Magnus Chrone decidiu morrer.

Seu tetraneto, Cornelius, era o atual senhor do Clã. Um homem mediano, sem habilidades memoráveis e um tanto quanto manipulável. Fora casado com Irene Vega, a fim de consolidar sua aliança na guerra contra os Neo-Andrômedos. Havia apenas um problema. Por algum motivo, Irene não conseguia ficar grávida de Cornelius. A situação tratou de separar ainda mais o casal que nunca esteve realmente junto. Previamente apaixonada por outro homem, Irene engravidou de seu amante, Ronan, o irmão caçula de seu marido. Uma, duas, três vezes. Os três meninos cresceram acreditando serem filhos de Cornelius, como ele mesmo pensava. E o casal de amantes continuava a se ver em segredo.

Os filhos foram estes, respectivamente: Prosper, Hughard e Zane Chrone. Poucos anos após o nascimento do caçula, a guerra chegava ao seu fim. Um período de instabilidade política e econômica se instalara. O tráfego intergalático estava impossível de se controlar, com contrabandistas e piratas a dominar o espaço.

Um destes piratas era um neo-andrômedo conhecido por sua feroz habilidade. Moore, o Encantador de Serpentes, ordenava gigantes répteis espaciais a adentrarem naves inimigas. Lá dentro, as serpentes rapidamente punham ovos e proliferavam-se como uma praga. Em pouco tempo todos os tripulantes estariam mortos. E o Encantador teria mais uma nave para sua temível frota.

Naquela época, os Chrones eram responsáveis por um pequeno planeta na periferia da galáxia.
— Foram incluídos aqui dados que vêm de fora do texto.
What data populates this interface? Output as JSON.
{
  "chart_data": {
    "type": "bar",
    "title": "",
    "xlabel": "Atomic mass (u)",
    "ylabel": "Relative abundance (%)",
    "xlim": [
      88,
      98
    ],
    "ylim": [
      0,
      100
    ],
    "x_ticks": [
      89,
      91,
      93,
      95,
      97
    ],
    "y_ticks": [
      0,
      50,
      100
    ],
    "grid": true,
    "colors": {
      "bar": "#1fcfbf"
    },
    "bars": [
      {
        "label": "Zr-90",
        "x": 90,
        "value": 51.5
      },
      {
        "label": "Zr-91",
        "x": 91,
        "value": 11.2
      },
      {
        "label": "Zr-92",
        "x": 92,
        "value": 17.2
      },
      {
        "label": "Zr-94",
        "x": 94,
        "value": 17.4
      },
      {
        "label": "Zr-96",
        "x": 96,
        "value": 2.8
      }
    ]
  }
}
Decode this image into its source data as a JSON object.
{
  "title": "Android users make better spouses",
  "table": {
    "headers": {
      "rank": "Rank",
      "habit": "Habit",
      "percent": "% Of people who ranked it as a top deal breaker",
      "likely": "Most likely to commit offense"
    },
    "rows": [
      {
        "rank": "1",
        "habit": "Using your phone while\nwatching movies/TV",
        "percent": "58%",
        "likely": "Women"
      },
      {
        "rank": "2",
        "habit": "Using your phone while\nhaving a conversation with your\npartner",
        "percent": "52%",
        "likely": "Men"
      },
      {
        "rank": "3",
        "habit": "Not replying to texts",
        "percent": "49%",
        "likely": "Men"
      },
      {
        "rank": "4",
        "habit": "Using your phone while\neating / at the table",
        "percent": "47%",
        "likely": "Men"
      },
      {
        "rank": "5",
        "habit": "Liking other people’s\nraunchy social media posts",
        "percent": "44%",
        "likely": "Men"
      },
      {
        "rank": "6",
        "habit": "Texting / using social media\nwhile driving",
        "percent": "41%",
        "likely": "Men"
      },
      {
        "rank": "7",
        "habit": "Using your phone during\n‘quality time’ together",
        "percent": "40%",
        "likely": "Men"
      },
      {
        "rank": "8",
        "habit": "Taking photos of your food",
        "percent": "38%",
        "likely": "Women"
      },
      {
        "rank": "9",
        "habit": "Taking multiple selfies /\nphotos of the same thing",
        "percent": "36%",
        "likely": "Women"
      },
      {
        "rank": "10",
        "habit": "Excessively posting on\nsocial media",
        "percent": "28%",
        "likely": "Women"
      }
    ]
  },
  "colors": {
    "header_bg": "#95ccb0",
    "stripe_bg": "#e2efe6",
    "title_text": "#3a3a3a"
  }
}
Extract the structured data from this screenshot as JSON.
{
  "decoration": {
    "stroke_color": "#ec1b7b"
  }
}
Palomar era conhecido por sua árdua e extensa mineração da pedra palomatita, essencial para o furo-de-tecido responsável por possibilitar a viagem instantânea de grandes distâncias pelo espaço. Por muito tempo, o Encantador teve Palomar em sua mira. Até que um dia conseguiu tomá-lo para si.

Ele adentrou a Casa de Chrone e a virou de ponta-cabeça. Fez dela sua. Todos os dias, o Encantador de Serpentes violentava Irene. Torturava seus filhos. Havia sido o responsável pela cegueira do caçula Zane, a claustrofobia de Hugh, o corpo coberto de cicatrizes do primogênito Prosper. Fazia com que Cornelius assistisse e se degradasse perante a ele. Era a única forma de fazê-lo parar.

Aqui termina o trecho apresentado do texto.